Bu durumdan rahatlıkla şu sonuç çıkarılabilir. Zamanında Cumhurbaşkanı Erdoğan’a muhtar bile olamaz yakıştırması yapanlar, toplumumuzun sosyal ve kültürel yapısıyla, siyasete yön veren bize has saiklerin nelere kadir olabileceği hususlarında hiçte bilgi ve öngörü sahibi değillermiş.Örneğin, dini siyasete alet etmenin ve körü körüne muhafazakârlığın bir kısım seçmen üzerindeki yönlendirme etkisi gibi…Bir açıdan, başta CHP olmak üzere muhalif partileride bu değerlendirmenin içine sokabiliriz. Öyle olmasaydı bu güne kadar peş peşe on bir seçim kaybetmezlerdi.
Türk siyasi hayatında geçen 23 yıl bize göstermiştir ki, Cumhurbaşkanı Sn.Erdoğan’ın arkasında konsolide olmuş %25-30 oranında bir seçmen kitlesi var. Yokluk, yoksulluk, yolsuzluk, adaletsizlik, pahalılık gibi aklınıza gelebilecek her konuda, ülkedeki kötü gidişat bu kesimin umurunda bile değil. Sn. Erdoğan onlar için ülkede “Reis”, uluslararası boyutta ise bir “Dünya Lideri”. Kendileri ne söylerse söylesin, hangi tavırları takınırsa takınsın, genellikle şimdiye kadar olduğu gibi hangi boş vaatlerde bulunursa bulunsun bu seçmen kitlesinin övgü ve alkışları hep arkasında. Sorma, sorgulama ve muhakemede bulunma hak getire. Onun içindir ki son on beş yıldır yaşanan, her biri skandal boyutlarındaki olaylara rağmen, Cumhurbaskanı Erdoğan ve dolayısiyle de AKP iktidarını sürdürebilmektedir.
Atatürk ilke ve devrimlerine bağlı, demokrasi, cumhuriyet ve laiklikten yana olan seçmen kitlesi için ise tam tersine.

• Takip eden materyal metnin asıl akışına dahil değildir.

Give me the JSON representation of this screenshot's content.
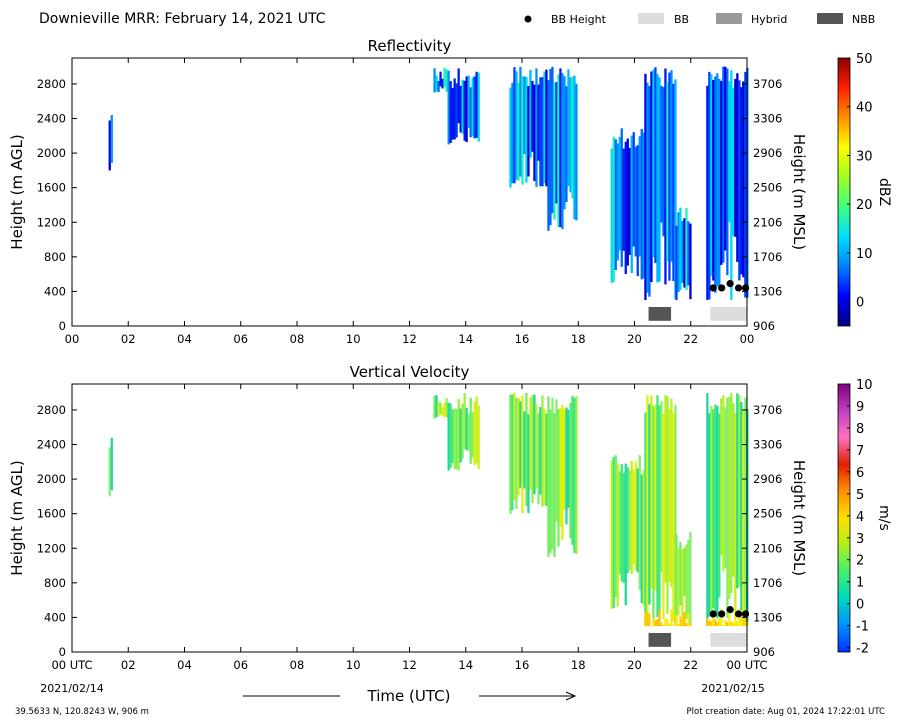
{
  "header": {
    "title": "Downieville MRR:  February 14, 2021 UTC",
    "legend": [
      {
        "label": "BB Height",
        "kind": "dot",
        "color": "#000000"
      },
      {
        "label": "BB",
        "kind": "swatch",
        "color": "#dddddd"
      },
      {
        "label": "Hybrid",
        "kind": "swatch",
        "color": "#999999"
      },
      {
        "label": "NBB",
        "kind": "swatch",
        "color": "#555555"
      }
    ]
  },
  "footer": {
    "xlabel": "Time (UTC)",
    "start_date": "2021/02/14",
    "end_date": "2021/02/15",
    "location": "39.5633 N, 120.8243 W, 906 m",
    "creation": "Plot creation date: Aug 01, 2024 17:22:01 UTC"
  },
  "chart_data": [
    {
      "type": "heatmap",
      "title": "Reflectivity",
      "xlabel": "",
      "ylabel": "Height (m AGL)",
      "y2label": "Height (m MSL)",
      "xticks": [
        "00",
        "02",
        "04",
        "06",
        "08",
        "10",
        "12",
        "14",
        "16",
        "18",
        "20",
        "22",
        "00"
      ],
      "xlim": [
        0,
        24
      ],
      "yticks": [
        0,
        400,
        800,
        1200,
        1600,
        2000,
        2400,
        2800
      ],
      "ylim": [
        0,
        3100
      ],
      "y2ticks": [
        "906",
        "1306",
        "1706",
        "2106",
        "2506",
        "2906",
        "3306",
        "3706"
      ],
      "colorbar": {
        "label": "dBZ",
        "range": [
          -5,
          50
        ],
        "ticks": [
          0,
          10,
          20,
          30,
          40,
          50
        ]
      },
      "bb_height_points": [
        [
          22.8,
          440
        ],
        [
          23.1,
          440
        ],
        [
          23.4,
          490
        ],
        [
          23.7,
          440
        ],
        [
          23.95,
          440
        ]
      ],
      "band_classification": [
        {
          "type": "NBB",
          "start": 20.5,
          "end": 21.3
        },
        {
          "type": "BB",
          "start": 22.7,
          "end": 24.0
        }
      ]
    },
    {
      "type": "heatmap",
      "title": "Vertical Velocity",
      "xlabel": "Time (UTC)",
      "ylabel": "Height (m AGL)",
      "y2label": "Height (m MSL)",
      "xticks": [
        "00 UTC",
        "02",
        "04",
        "06",
        "08",
        "10",
        "12",
        "14",
        "16",
        "18",
        "20",
        "22",
        "00 UTC"
      ],
      "xlim": [
        0,
        24
      ],
      "yticks": [
        0,
        400,
        800,
        1200,
        1600,
        2000,
        2400,
        2800
      ],
      "ylim": [
        0,
        3100
      ],
      "y2ticks": [
        "906",
        "1306",
        "1706",
        "2106",
        "2506",
        "2906",
        "3306",
        "3706"
      ],
      "colorbar": {
        "label": "m/s",
        "range": [
          -2.2,
          10
        ],
        "ticks": [
          -2,
          -1,
          0,
          1,
          2,
          3,
          4,
          5,
          6,
          7,
          8,
          9,
          10
        ]
      },
      "bb_height_points": [
        [
          22.8,
          440
        ],
        [
          23.1,
          440
        ],
        [
          23.4,
          490
        ],
        [
          23.7,
          440
        ],
        [
          23.95,
          440
        ]
      ],
      "band_classification": [
        {
          "type": "NBB",
          "start": 20.5,
          "end": 21.3
        },
        {
          "type": "BB",
          "start": 22.7,
          "end": 24.0
        }
      ]
    }
  ],
  "echo_columns": [
    {
      "t0": 1.3,
      "t1": 1.4,
      "bottom": 1800,
      "top": 2500
    },
    {
      "t0": 12.85,
      "t1": 13.3,
      "bottom": 2700,
      "top": 3000
    },
    {
      "t0": 13.35,
      "t1": 14.45,
      "bottom": 2100,
      "top": 3000
    },
    {
      "t0": 15.55,
      "t1": 16.9,
      "bottom": 1600,
      "top": 3000
    },
    {
      "t0": 16.9,
      "t1": 17.95,
      "bottom": 1100,
      "top": 3000
    },
    {
      "t0": 19.15,
      "t1": 20.35,
      "bottom": 500,
      "top": 2300
    },
    {
      "t0": 20.35,
      "t1": 21.45,
      "bottom": 300,
      "top": 3000
    },
    {
      "t0": 21.45,
      "t1": 21.95,
      "bottom": 300,
      "top": 1400
    },
    {
      "t0": 22.55,
      "t1": 24.0,
      "bottom": 300,
      "top": 3000
    }
  ]
}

Cumhurbaşkanı Recep Tayyip Erdoğan ve partisi ülkeye her alanda zarar veren ve bir an önce ülke yönetiminden hemen gitmesi gereken bir lider.
Gelecekte ülke ve toplum yararına bir değişimin yaşanması CHP ve diğer muhalefet partilerinin göstereceği siyasal başarıya bağlıdır.
Muhalefetin Sn. Erdoğan’ın sıklıkla yaptığı sun’i gündemlere takılıp kalmak yerine, bu gün ülkede yanlış giden ne varsa iktidra geldiklerinde bunları nasıl hala yola koyacaklarını vatandaşa açık, seçik anlatmalıdırlar. Merkezi iktidarın haksız baskılarına karşın, CHP’ li belediyeler ellerinden gelenin en iyisini yaparak bunları halka anlatmalılar. Otokontrolü aksakmamalılar. Mevcut halleriyle kendilerini kesinlikle yeterli bulmasınlar. Zira, onlara güvenen insanların bir daha hayal kırıklığı yaşamaya gücü kalmadı. Karşınızda son cumhurbaşkanı ve milletvekili seçiminde, Sn.Kılıçdaroğlu hakkında rakipler tarafında hazırlanıp, Sn.Erdoğan tarafından basında dile getirilen sahte kasetlere prim veren bir seçmen grubu var. Bir vatandaş gözüyle nacizane düşüncem, başarı için hiç bir şey kolay olmayacaktır.